The goal of US government and corporate work on cybersecurity should be to “correct market failures, minimize the harms from cyber incidents to society’s most vulnerable,” a copy of the strategy states.
The strategy does not specify which sectors of the economy the administration could regulate next, but US officials have previously signaled that one area of focus could be health care. Ransomware attacks – hacks that lock up computer systems and demand a fee – have put an even greater stress on hospitals across the country struggling with the coronavirus pandemic.
So far, the Biden administration has imposed cybersecurity requirements on sectors such as aviation and oil and gas pipelines. The genesis for those regulations in many ways was a May 2021 ransomware attack by an alleged Russian-speaking hacker that shut down 5,500 miles of fuel pipelines in the US for days.
Corporations have sometimes balked at the regulations.
After oil and gas industry groups complained that cybersecurity regulations from the Transportation Security Administration were too onerous and unrealistic, the Biden administration last year revised the regulations to give pipeline operators more time to report cyber incidents to the government.
Multiple administrations, including the Trump and Obama administrations, have tried to shore up federal defenses against hacking threats and in some cases drive big changes that make agencies safer in the long term.
There has been some progress. Agencies now have more visibility into malicious cyber activity than ever before, officials say.
But in other cases, bureaucratic inertia has gotten in the way. The Government Accountability Office, a federal watchdog, says it has made over 700 public recommendations for federal agencies to improve their cyber defenses since 2010. About a fifth of the recommendations had not been implemented as of December, according to GAO.
In the last month, the US Marshals Service was hit by a ransomware attack that affected sensitive law enforcement information, and the FBI has had to deal with a cyber incident involving a computer network used in investigations of child sexual exploitation.
In the interview Thursday, Mayorkas said it was incumbent on the federal government to share what it learns from hacking incidents so the private sector can protect itself.
“The lessons learned should spread throughout the entire cyber ecosystem and not be limited to the particular domain in which it occurs,” Mayorkas told CNN.

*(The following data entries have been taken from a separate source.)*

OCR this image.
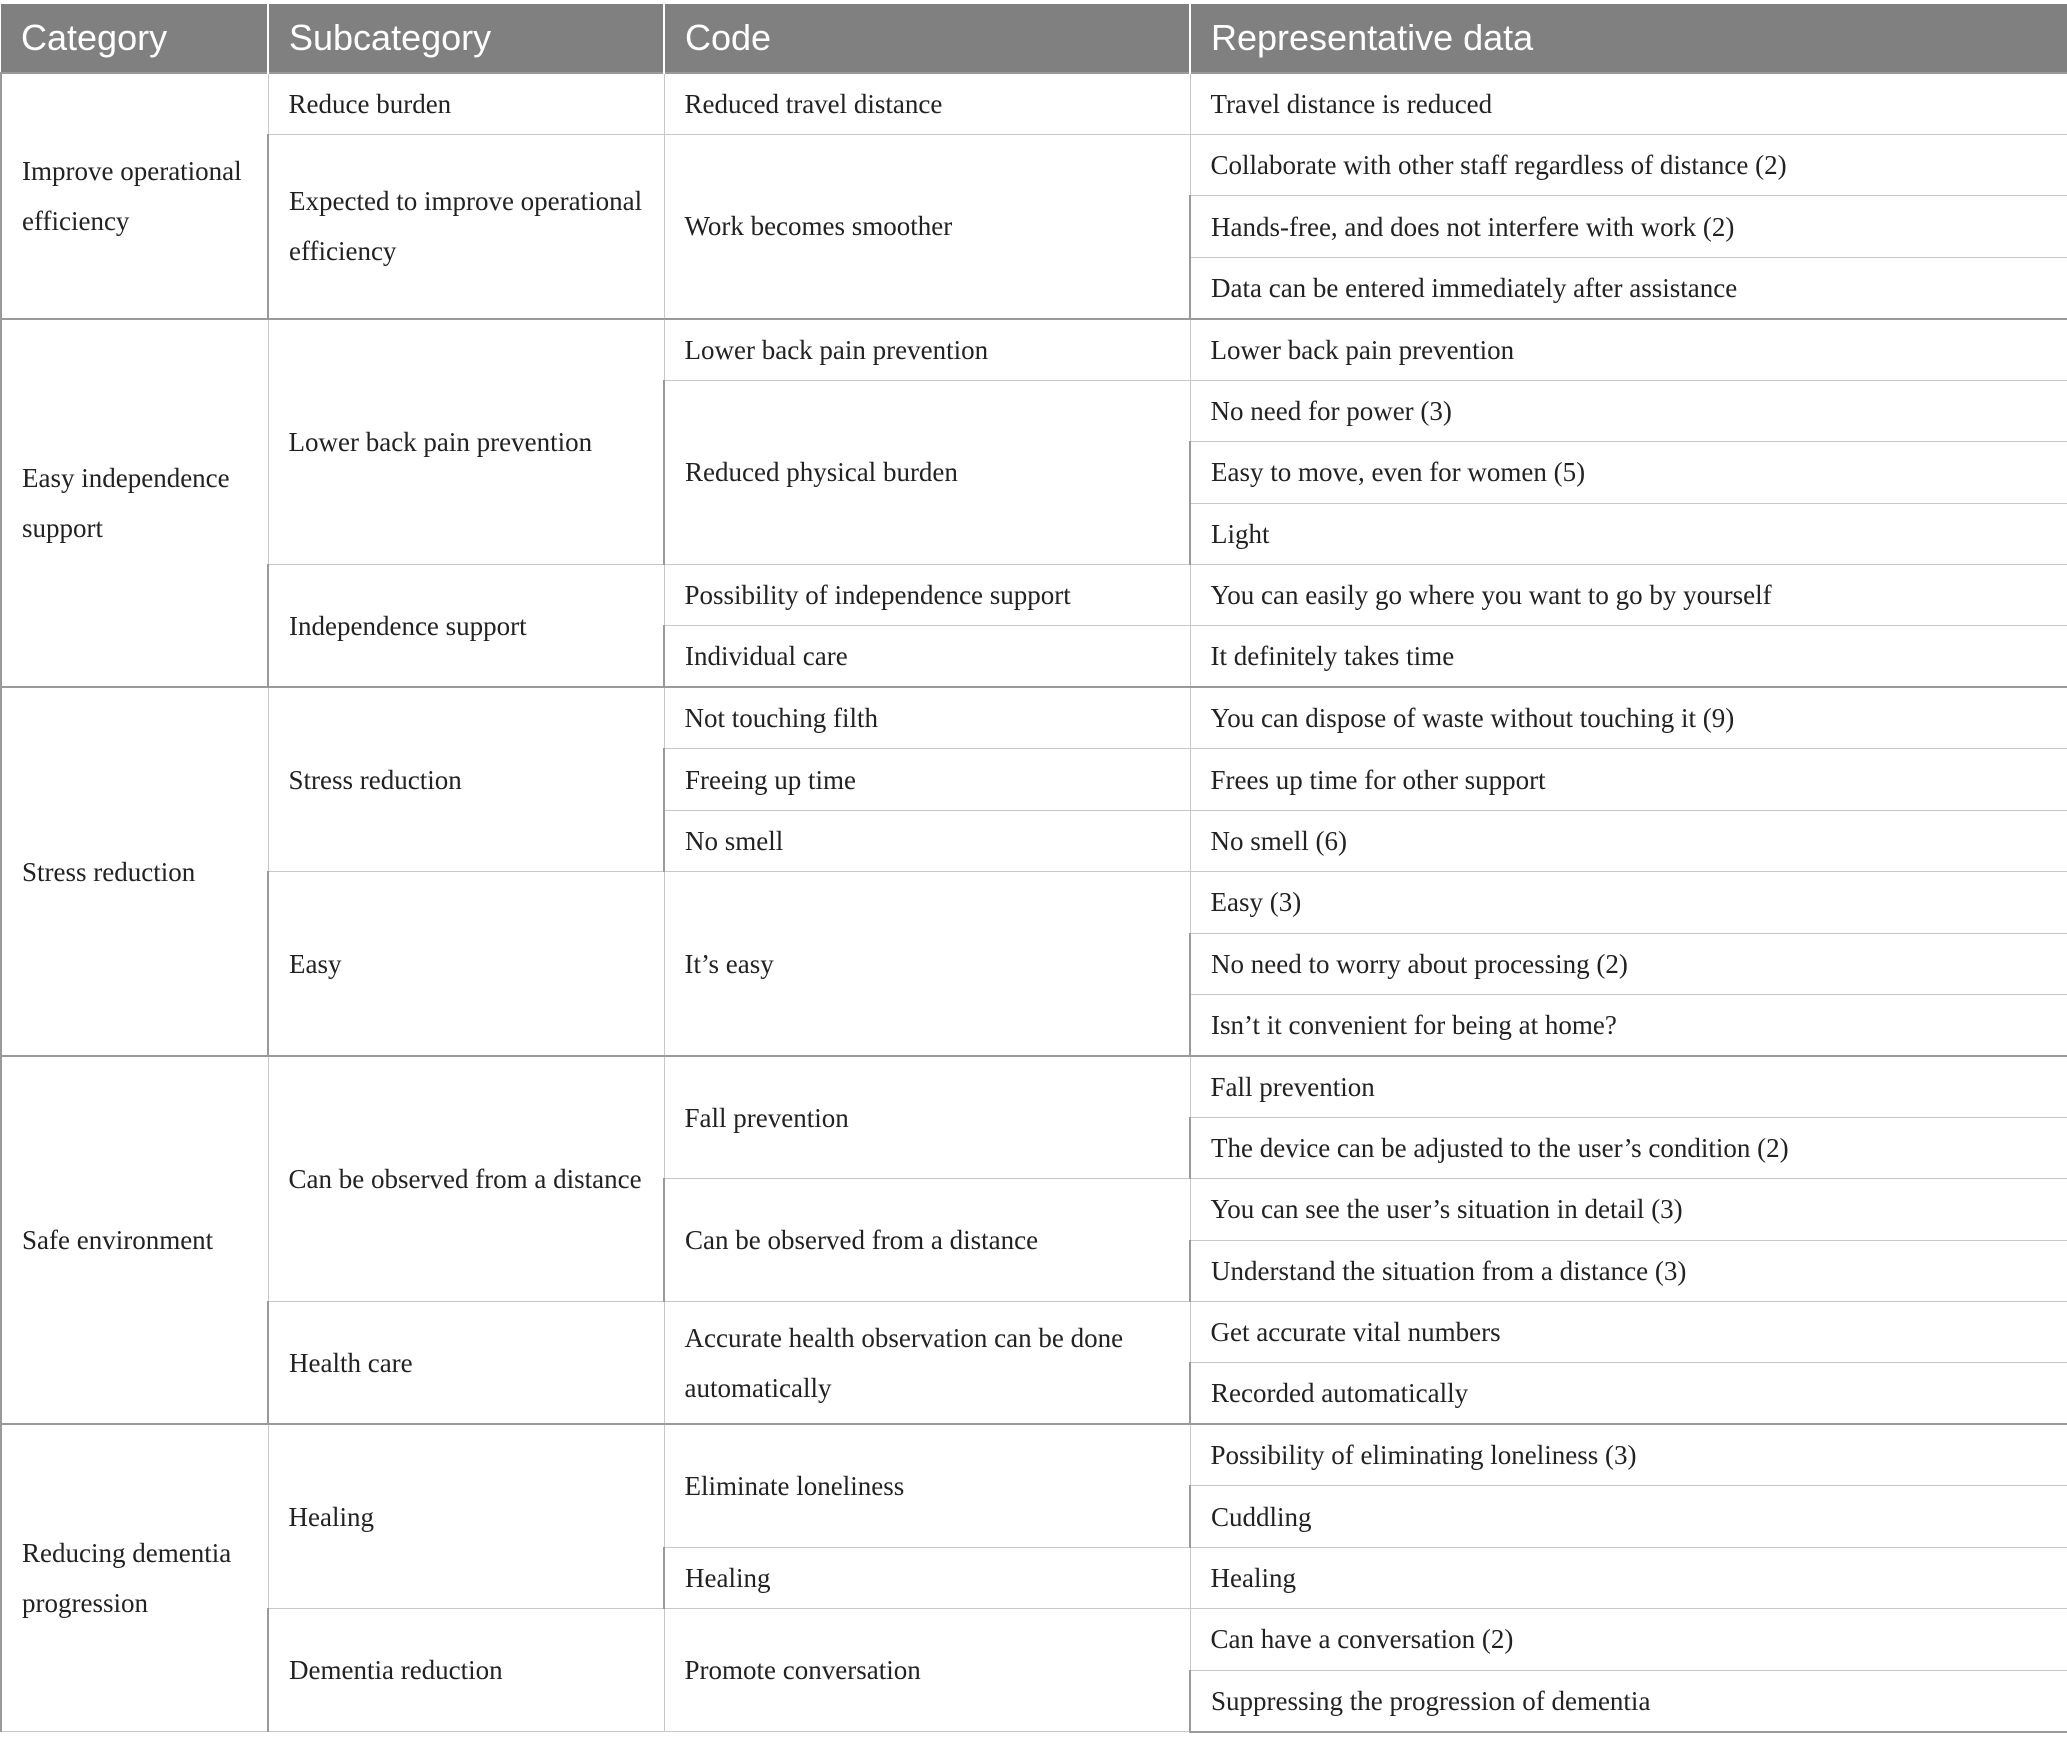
Category	Subcategory	Code	Representative data
Improve operational efficiency	Reduce burden	Reduced travel distance	Travel distance is reduced
	Expected to improve operational efficiency	Work becomes smoother	Collaborate with other staff regardless of distance (2)
			Hands-free, and does not interfere with work (2)
			Data can be entered immediately after assistance
Easy independence support	Lower back pain prevention	Lower back pain prevention	Lower back pain prevention
		Reduced physical burden	No need for power (3)
			Easy to move, even for women (5)
			Light
	Independence support	Possibility of independence support	You can easily go where you want to go by yourself
		Individual care	It definitely takes time
Stress reduction	Stress reduction	Not touching filth	You can dispose of waste without touching it (9)
		Freeing up time	Frees up time for other support
		No smell	No smell (6)
	Easy	It’s easy	Easy (3)
			No need to worry about processing (2)
			Isn’t it convenient for being at home?
Safe environment	Can be observed from a distance	Fall prevention	Fall prevention
			The device can be adjusted to the user’s condition (2)
		Can be observed from a distance	You can see the user’s situation in detail (3)
			Understand the situation from a distance (3)
	Health care	Accurate health observation can be done automatically	Get accurate vital numbers
			Recorded automatically
Reducing dementia progression	Healing	Eliminate loneliness	Possibility of eliminating loneliness (3)
			Cuddling
		Healing	Healing
	Dementia reduction	Promote conversation	Can have a conversation (2)
			Suppressing the progression of dementia
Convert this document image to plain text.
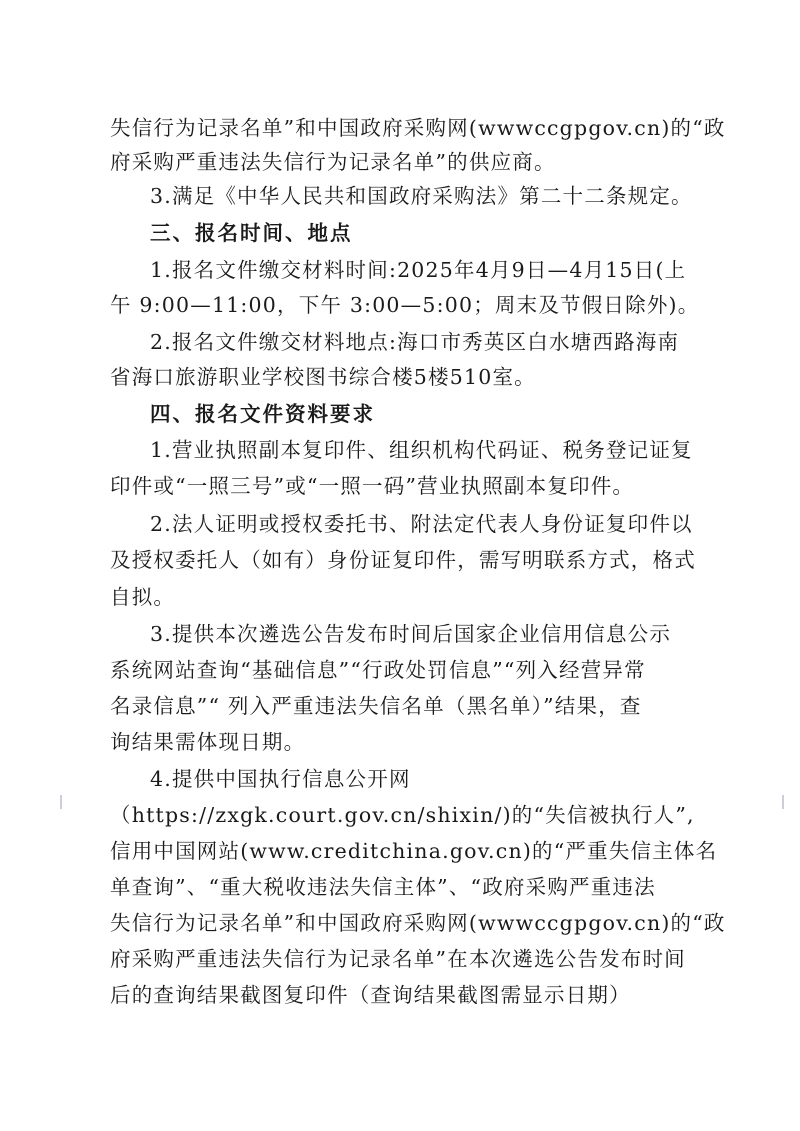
失信行为记录名单”和中国政府采购网(wwwccgpgov.cn)的“政
府采购严重违法失信行为记录名单”的供应商。
3.满足《中华人民共和国政府采购法》第二十二条规定。
三、报名时间、地点
1.报名文件缴交材料时间:2025年4月9日—4月15日(上
午 9:00—11:00，下午 3:00—5:00；周末及节假日除外)。
2.报名文件缴交材料地点:海口市秀英区白水塘西路海南
省海口旅游职业学校图书综合楼5楼510室。
四、报名文件资料要求
1.营业执照副本复印件、组织机构代码证、税务登记证复
印件或“一照三号”或“一照一码”营业执照副本复印件。
2.法人证明或授权委托书、附法定代表人身份证复印件以
及授权委托人（如有）身份证复印件，需写明联系方式，格式
自拟。
3.提供本次遴选公告发布时间后国家企业信用信息公示
系统网站查询“基础信息”“行政处罚信息”“列入经营异常
名录信息”“ 列入严重违法失信名单（黑名单）”结果，查
询结果需体现日期。
4.提供中国执行信息公开网
（https://zxgk.court.gov.cn/shixin/)的“失信被执行人”,
信用中国网站(www.creditchina.gov.cn)的“严重失信主体名
单查询”、“重大税收违法失信主体”、“政府采购严重违法
失信行为记录名单”和中国政府采购网(wwwccgpgov.cn)的“政
府采购严重违法失信行为记录名单”在本次遴选公告发布时间
后的查询结果截图复印件（查询结果截图需显示日期）
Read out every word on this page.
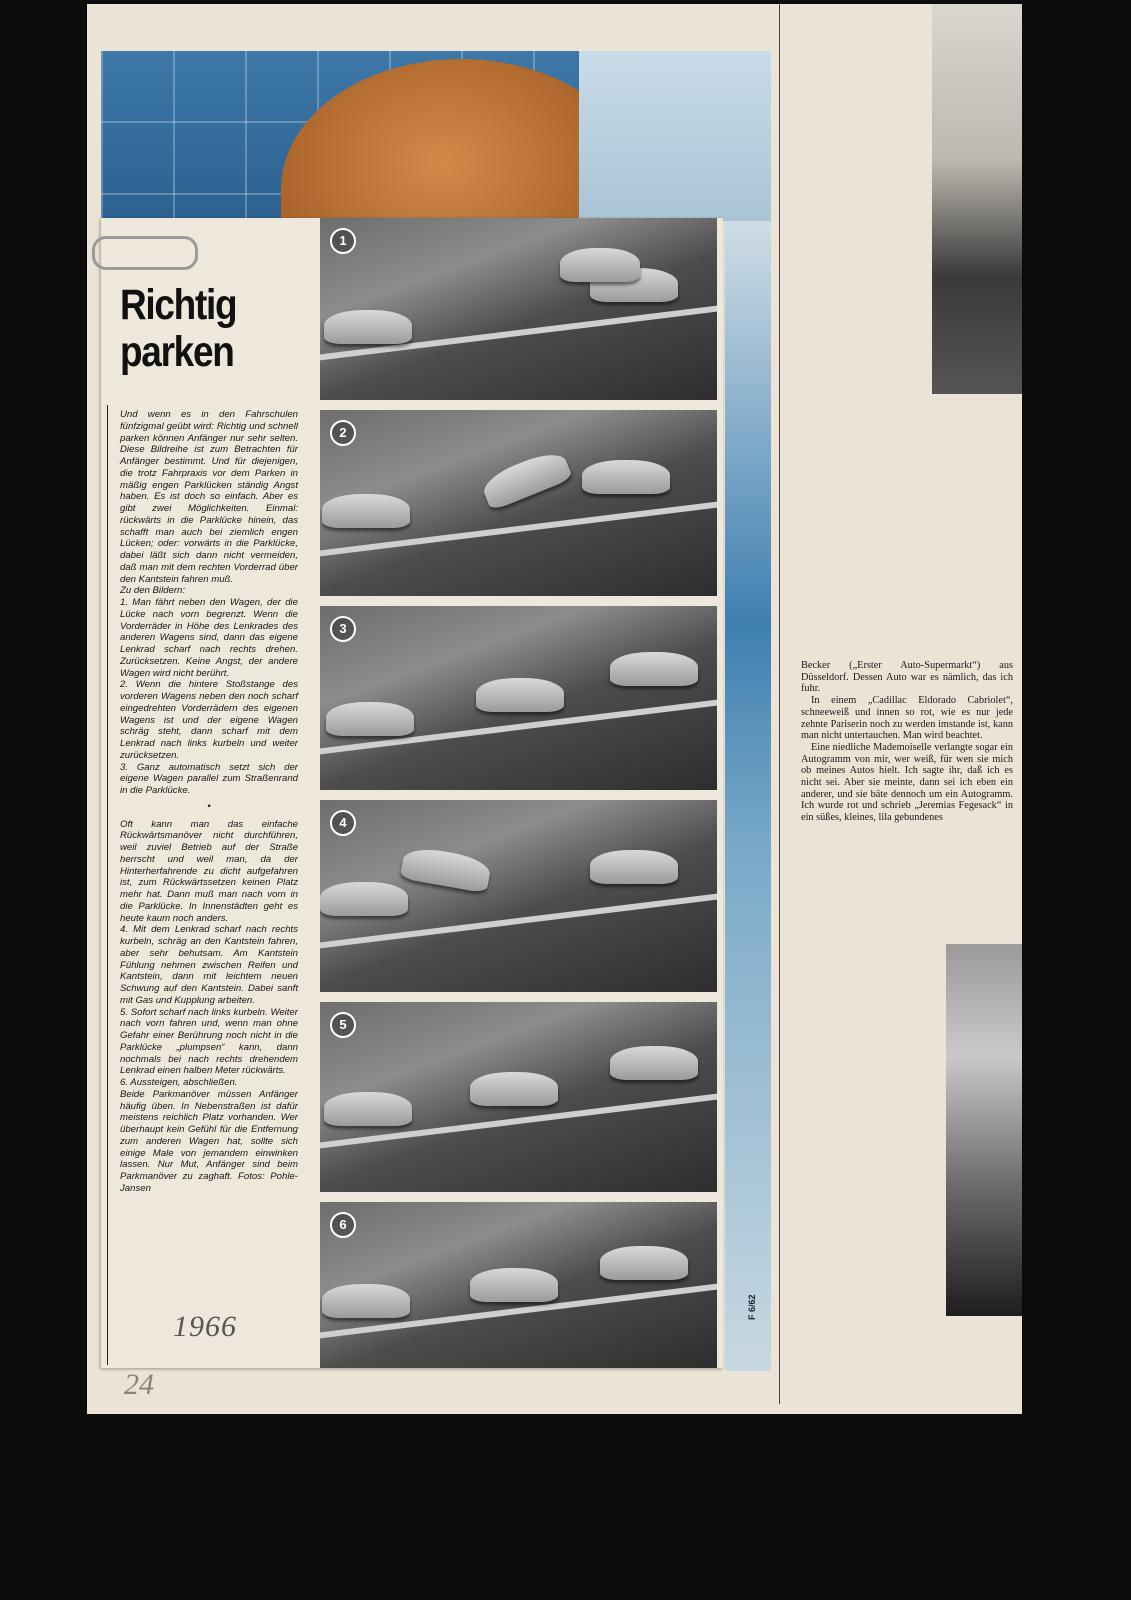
Becker („Erster Auto-Supermarkt“) aus Düsseldorf. Dessen Auto war es nämlich, das ich fuhr.

In einem „Cadillac Eldorado Cabriolet“, schneeweiß und innen so rot, wie es nur jede zehnte Pariserin noch zu werden imstande ist, kann man nicht untertauchen. Man wird beachtet.

Eine niedliche Mademoiselle verlangte sogar ein Autogramm von mir, wer weiß, für wen sie mich ob meines Autos hielt. Ich sagte ihr, daß ich es nicht sei. Aber sie meinte, dann sei ich eben ein anderer, und sie bäte dennoch um ein Autogramm. Ich wurde rot und schrieb „Jeremias Fegesack“ in ein süßes, kleines, lila gebundenes

Richtig
parken

Und wenn es in den Fahrschulen fünfzigmal geübt wird: Richtig und schnell parken können Anfänger nur sehr selten. Diese Bildreihe ist zum Betrachten für Anfänger bestimmt. Und für diejenigen, die trotz Fahrpraxis vor dem Parken in mäßig engen Parklücken ständig Angst haben. Es ist doch so einfach. Aber es gibt zwei Möglichkeiten. Einmal: rückwärts in die Parklücke hinein, das schafft man auch bei ziemlich engen Lücken; oder: vorwärts in die Parklücke, dabei läßt sich dann nicht vermeiden, daß man mit dem rechten Vorderrad über den Kantstein fahren muß.

Zu den Bildern:

1. Man fährt neben den Wagen, der die Lücke nach vorn begrenzt. Wenn die Vorderräder in Höhe des Lenkrades des anderen Wagens sind, dann das eigene Lenkrad scharf nach rechts drehen. Zurücksetzen. Keine Angst, der andere Wagen wird nicht berührt.

2. Wenn die hintere Stoßstange des vorderen Wagens neben den noch scharf eingedrehten Vorderrädern des eigenen Wagens ist und der eigene Wagen schräg steht, dann scharf mit dem Lenkrad nach links kurbeln und weiter zurücksetzen.

3. Ganz automatisch setzt sich der eigene Wagen parallel zum Straßenrand in die Parklücke.

•

Oft kann man das einfache Rückwärtsmanöver nicht durchführen, weil zuviel Betrieb auf der Straße herrscht und weil man, da der Hinterherfahrende zu dicht aufgefahren ist, zum Rückwärtssetzen keinen Platz mehr hat. Dann muß man nach vorn in die Parklücke. In Innenstädten geht es heute kaum noch anders.

4. Mit dem Lenkrad scharf nach rechts kurbeln, schräg an den Kantstein fahren, aber sehr behutsam. Am Kantstein Fühlung nehmen zwischen Reifen und Kantstein, dann mit leichtem neuen Schwung auf den Kantstein. Dabei sanft mit Gas und Kupplung arbeiten.

5. Sofort scharf nach links kurbeln. Weiter nach vorn fahren und, wenn man ohne Gefahr einer Berührung noch nicht in die Parklücke „plumpsen“ kann, dann nochmals bei nach rechts drehendem Lenkrad einen halben Meter rückwärts.

6. Aussteigen, abschließen.

Beide Parkmanöver müssen Anfänger häufig üben. In Nebenstraßen ist dafür meistens reichlich Platz vorhanden. Wer überhaupt kein Gefühl für die Entfernung zum anderen Wagen hat, sollte sich einige Male von jemandem einwinken lassen. Nur Mut, Anfänger sind beim Parkmanöver zu zaghaft. Fotos: Pohle-Jansen

1966
24
1
2
3
4
5
6
F 6/62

Geopolitics has also been a roadblock to improved cybersecurity. The US has for years tried to blunt the impacts of hacking operations from Russia, China, Iran and North Korea, to limited effect. And US officials have accused all of those governments of harboring, or even enlisting, cybercriminals that attack US organizations – accusations those governments deny.
After the big pipeline hack in 2021, President Joe Biden made a big push to get Russian President Vladimir Putin to crack down on cybercriminals operating from Russia. But any chances of bilateral cooperation on cybercrime have dimmed after Russia’s full-scale invasion of Ukraine a year ago.
A senior administration official acknowledged the obstacle when rolling out the new cybersecurity strategy.
“We do have a problem where Russia is serving as a de facto safe haven for cybercrime,” the official told reporters.
In the last few years, including during the Trump administration, US officials have rallied support from allies in Europe and elsewhere to condemn alleged hacking operations from Russia and China, and to arrest cybercriminals who travel to Europe.
“[T]he criminal justice isn’t going to be able to on its own address this problem,” the senior official added, “so we do need to look at other elements of national power to be going after the threat.”
The official cited US Treasury Department sanctions on hackers and the State Department’s multi-million-dollar offers for information on criminal gangs and intelligence operatives. US military and intelligence services also conduct their own hacking operations to collect intelligence or to try to deter foreign governments in cyberspace.
“We want to shrink the surface of the earth that people can conduct malicious cyber activity with impunity,” the senior official said, “and put pressure on them and make their lives a little bit less pleasurable.”